Happy Sunday, part two!
I've gotten more into graphic novels recently, which means I was quite excited to read The King of Kazoo.
It's a quirky look at a very different universe, where there are kingdoms, magic, but some teamwork and partnerships will help get everyone exactly where they need to be at the end!
Expected publication: July 26th 2016 by GRAPHIX
Format read: Finished copy via publisher
Scatterbrained Cornelius, King of Kazoo, and his intrepid daughter, Bing, explore a mysterious cave at the top of Mount Kazoo. There they discover a famous alchemist named Quaf is planning a dangerous and forbidden experiment. Now Cornelius, Bing, and the brilliant royal inventor Torq must go all out to stop Quaf before his crazy undertaking threatens the entire kingdom.
Norm Feutil takes us to Kazoo, a land where canine-like creatures run the world. Bing is the clever daughter of King Cornelius, who is starting to learn magic and find her place in the world. However, it's a constant balancing act, as she also tries to deal with her scatterbrained father.
When a mysterious tunnel appears near Mount Kazoo, it's up to Bing, royal inventor Torq and Cornelius to save the day...
The one thing that kept running through my mind while reading was that the King of Kazoo felt very reminiscent of The Emperor's New Clothes, which is not a bad thing. Because it's also a tale of learning hubris and the consequences of said hubris, but the characters learn to stand up to the behavior before it's too late.
Feutil does a nice job of showing just why the hubris displayed by King Cornelius exists, and how it's very much driven by the need for recognition, which I think many a young reader will likely understand. However, rather then indulge in Cornelius's mistakes, Feutil spends most of the book showing how there very much is a better way, as evidenced by daughter Bing's pursuit of magic and gentle understanding of the common man, and Torq's inventions.

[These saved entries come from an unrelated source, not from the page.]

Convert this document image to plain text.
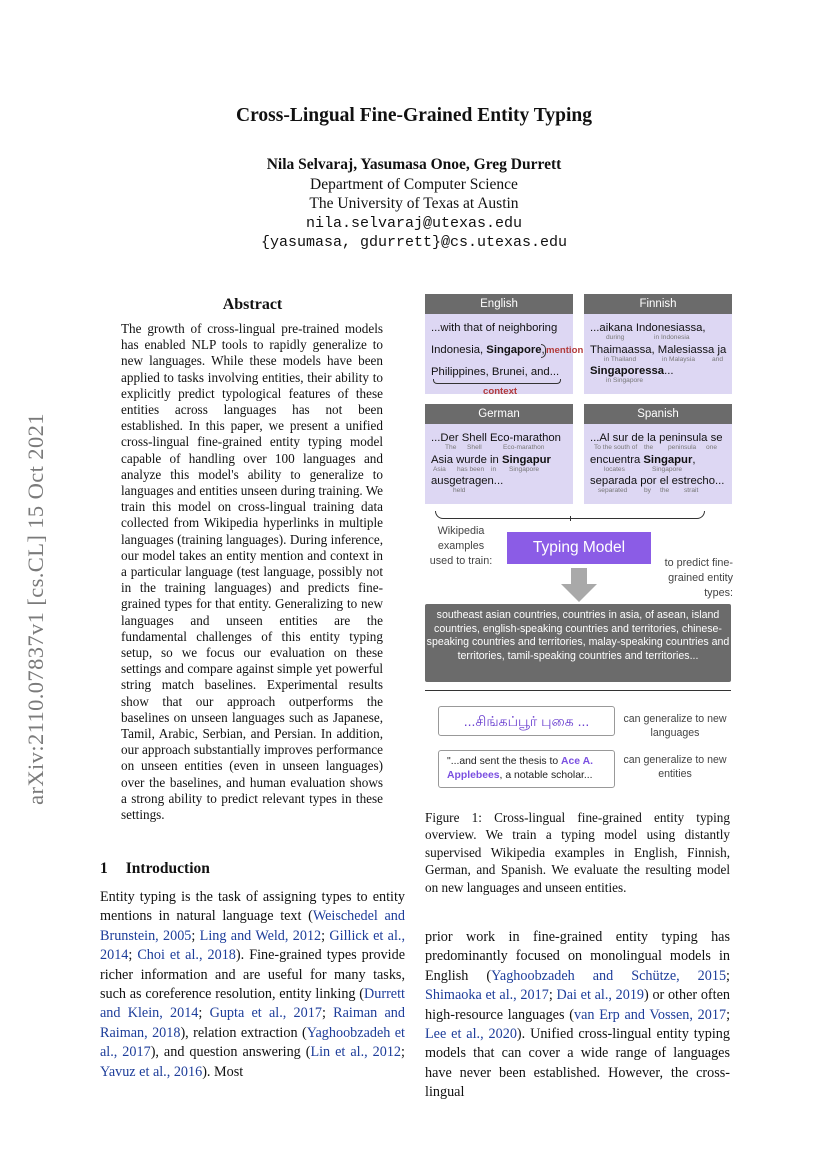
arXiv:2110.07837v1 [cs.CL] 15 Oct 2021
Cross-Lingual Fine-Grained Entity Typing
Nila Selvaraj, Yasumasa Onoe, Greg Durrett
Department of Computer Science
The University of Texas at Austin
nila.selvaraj@utexas.edu
{yasumasa, gdurrett}@cs.utexas.edu
Abstract
The growth of cross-lingual pre-trained models has enabled NLP tools to rapidly generalize to new languages. While these models have been applied to tasks involving entities, their ability to explicitly predict typological features of these entities across languages has not been established. In this paper, we present a unified cross-lingual fine-grained entity typing model capable of handling over 100 languages and analyze this model's ability to generalize to languages and entities unseen during training. We train this model on cross-lingual training data collected from Wikipedia hyperlinks in multiple languages (training languages). During inference, our model takes an entity mention and context in a particular language (test language, possibly not in the training languages) and predicts fine-grained types for that entity. Generalizing to new languages and unseen entities are the fundamental challenges of this entity typing setup, so we focus our evaluation on these settings and compare against simple yet powerful string match baselines. Experimental results show that our approach outperforms the baselines on unseen languages such as Japanese, Tamil, Arabic, Serbian, and Persian. In addition, our approach substantially improves performance on unseen entities (even in unseen languages) over the baselines, and human evaluation shows a strong ability to predict relevant types in these settings.
1 Introduction
Entity typing is the task of assigning types to entity mentions in natural language text (Weischedel and Brunstein, 2005; Ling and Weld, 2012; Gillick et al., 2014; Choi et al., 2018). Fine-grained types provide richer information and are useful for many tasks, such as coreference resolution, entity linking (Durrett and Klein, 2014; Gupta et al., 2017; Raiman and Raiman, 2018), relation extraction (Yaghoobzadeh et al., 2017), and question answering (Lin et al., 2012; Yavuz et al., 2016). Most
prior work in fine-grained entity typing has predominantly focused on monolingual models in English (Yaghoobzadeh and Schütze, 2015; Shimaoka et al., 2017; Dai et al., 2019) or other often high-resource languages (van Erp and Vossen, 2017; Lee et al., 2020). Unified cross-lingual entity typing models that can cover a wide range of languages have never been established. However, the cross-lingual
English
...with that of neighboring
Indonesia, Singapore, mention
Philippines, Brunei, and...
context
Finnish
...aikana Indonesiassa,
during	in Indonesia
Thaimaassa, Malesiassa ja
in Thailand	in Malaysia	and
Singaporessa...
in Singapore
German
...Der Shell Eco-marathon
The Shell	Eco-marathon
Asia wurde in Singapur
Asia has been in Singapore
ausgetragen...
held
Spanish
...Al sur de la peninsula se
To the south of the peninsula one
encuentra Singapur,
locates	Singapore
separada por el estrecho...
separated	by the strait
Wikipedia examples used to train:
Typing Model
to predict fine-grained entity types:
southeast asian countries, countries in asia, of asean, island countries, english-speaking countries and territories, chinese-speaking countries and territories, malay-speaking countries and territories, tamil-speaking countries and territories...
...சிங்கப்பூர் புகை ...	can generalize to new languages
"...and sent the thesis to Ace A. Applebees, a notable scholar...
can generalize to new entities
Figure 1: Cross-lingual fine-grained entity typing overview. We train a typing model using distantly supervised Wikipedia examples in English, Finnish, German, and Spanish. We evaluate the resulting model on new languages and unseen entities.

The mystery of the Mount Kazoo tunnel is entertaining, and Feutil deftly includes a few other lessons as the trio seek to solve the mystery. I especially liked the reminder that though it's scary, it always pays off to tell the truth, especially as the trio face off against a society of larger-than-life frogs.
Where the book really shines though, is the understanding that teamwork is often the best solution to solve challenging (and timely!) situations, especially as Cornelius learns that he can't always be the star. Though the ending felt a tad abrupt, it's overall a very worthwhile story.
With bright graphics and anamorphic animals, this is a great book for younger readers.
Feuti has crafted an intelligent and entertaining story about hubris in leadership, and the importance of teamwork in solving complex and challenging situations. This is the type of graphic novel that will inspire young readers to think deeply about how they can work cooperatively in a team, and the type of people that they shouldn't learn to emulate.
It's growth in novels at its best. Highly recommend for younger readers all around.